Under these circumstances, where the prosecutor specifically asserted to the jury that “the
bottom line” in the case was that defendant made statements no innocent man would make,
we cannot say the admission of defendant’s statements was harmless beyond a reasonable
doubt.
¶ 35 CONCLUSION
¶ 36 We find the trial court erred in denying defendant’s motion to suppress and the admission
of defendant’s statements was not harmless beyond a reasonable doubt. Therefore, we
reverse the trial court’s erroneous admission of defendant’s inculpatory statements and
remand for a new trial. Because the first issue raised by defendant is dispositive, we need not
address the two additional issues raised in this appeal.
¶ 37 For the foregoing reasons, we reverse the judgment of the circuit court of Marion County
and remand for a new trial.
¶ 38 Reversed and remanded.
¶ 39 JUSTICE WELCH, dissenting.
¶ 40 I would affirm the trial court’s decision to deny the defendant’s motion to suppress, as I
believe that the defendant was not under the functional equivalent of an interrogation. As the
trial court noted in its ruling, “Miranda does not require police to interrupt a suspect in the
process of making a spontaneous statement in order to warn him of his constitutional rights,
and a statement made in the absence of any questioning is not inadmissible by virtue of the
failure to give such warning.” The definition of “interrogation” provided by the Supreme
-8-
Court in Innis−that is, any words or actions on the part of the police that the police should
know are reasonably likely to elicit an incriminating response from the suspect−affords a
disconcerting amount of vagueness, giving rise to a slippery slope in its application. As our
courts apply the rule in Innis, I foresee an escalating frustration of law enforcement’s pursuit
of criminal wrongdoing, as police officers feel increasingly compelled to provide Miranda
warnings immediately upon arrest−even though it is clear that the warnings are required
when the suspect is subjected to interrogation, not custody. See Innis, 446 U.S. at 299-300.

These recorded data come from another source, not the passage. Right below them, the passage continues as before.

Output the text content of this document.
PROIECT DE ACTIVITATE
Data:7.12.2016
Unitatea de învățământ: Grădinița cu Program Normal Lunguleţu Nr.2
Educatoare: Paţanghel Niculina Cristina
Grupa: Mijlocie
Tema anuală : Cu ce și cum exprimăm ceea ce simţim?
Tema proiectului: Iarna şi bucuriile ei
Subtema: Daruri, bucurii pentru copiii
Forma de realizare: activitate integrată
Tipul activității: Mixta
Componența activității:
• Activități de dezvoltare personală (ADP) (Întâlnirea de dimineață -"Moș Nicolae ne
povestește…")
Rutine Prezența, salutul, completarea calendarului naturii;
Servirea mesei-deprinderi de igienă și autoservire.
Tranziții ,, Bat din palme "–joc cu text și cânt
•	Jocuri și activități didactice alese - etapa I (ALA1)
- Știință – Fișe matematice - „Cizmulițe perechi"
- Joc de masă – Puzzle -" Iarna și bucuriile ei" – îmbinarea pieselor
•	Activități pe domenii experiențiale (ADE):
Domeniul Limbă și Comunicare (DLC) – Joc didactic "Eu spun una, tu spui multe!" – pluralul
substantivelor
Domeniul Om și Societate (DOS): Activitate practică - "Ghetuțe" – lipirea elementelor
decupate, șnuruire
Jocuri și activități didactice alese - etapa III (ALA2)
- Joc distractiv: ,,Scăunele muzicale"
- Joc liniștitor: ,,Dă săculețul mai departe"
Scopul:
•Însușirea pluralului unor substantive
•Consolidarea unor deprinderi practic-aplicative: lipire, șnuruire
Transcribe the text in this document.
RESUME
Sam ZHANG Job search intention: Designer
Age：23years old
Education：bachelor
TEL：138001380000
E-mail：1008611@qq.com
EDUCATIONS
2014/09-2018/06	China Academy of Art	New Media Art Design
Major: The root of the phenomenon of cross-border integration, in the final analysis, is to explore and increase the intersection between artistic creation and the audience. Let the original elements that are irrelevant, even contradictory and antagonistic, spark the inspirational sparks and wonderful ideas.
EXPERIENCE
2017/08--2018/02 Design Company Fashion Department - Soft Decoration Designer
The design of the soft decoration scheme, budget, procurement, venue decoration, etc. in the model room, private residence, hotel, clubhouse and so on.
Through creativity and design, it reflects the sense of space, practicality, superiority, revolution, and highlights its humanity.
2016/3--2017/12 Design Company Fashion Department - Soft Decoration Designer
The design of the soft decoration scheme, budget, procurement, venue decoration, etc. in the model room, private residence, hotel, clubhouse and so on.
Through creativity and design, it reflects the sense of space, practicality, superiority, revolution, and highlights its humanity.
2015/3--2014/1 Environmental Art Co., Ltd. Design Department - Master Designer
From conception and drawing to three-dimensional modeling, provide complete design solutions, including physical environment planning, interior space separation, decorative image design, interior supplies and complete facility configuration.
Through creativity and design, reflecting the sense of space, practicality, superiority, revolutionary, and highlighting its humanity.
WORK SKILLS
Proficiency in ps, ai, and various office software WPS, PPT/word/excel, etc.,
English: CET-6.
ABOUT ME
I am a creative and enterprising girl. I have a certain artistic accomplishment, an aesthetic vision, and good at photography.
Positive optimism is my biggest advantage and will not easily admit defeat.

Here, the defendant freely engaged in conversation with Officer Prather immediately after his
arrest, and volunteered information about the crime while in the squad car. Miranda does not
require that the police, in essence, gag the defendant after arrest because he may say
something incriminating, and neither should our interpretation of Innis reach such a
conclusion in this case. For the foregoing reasons, I respectfully dissent.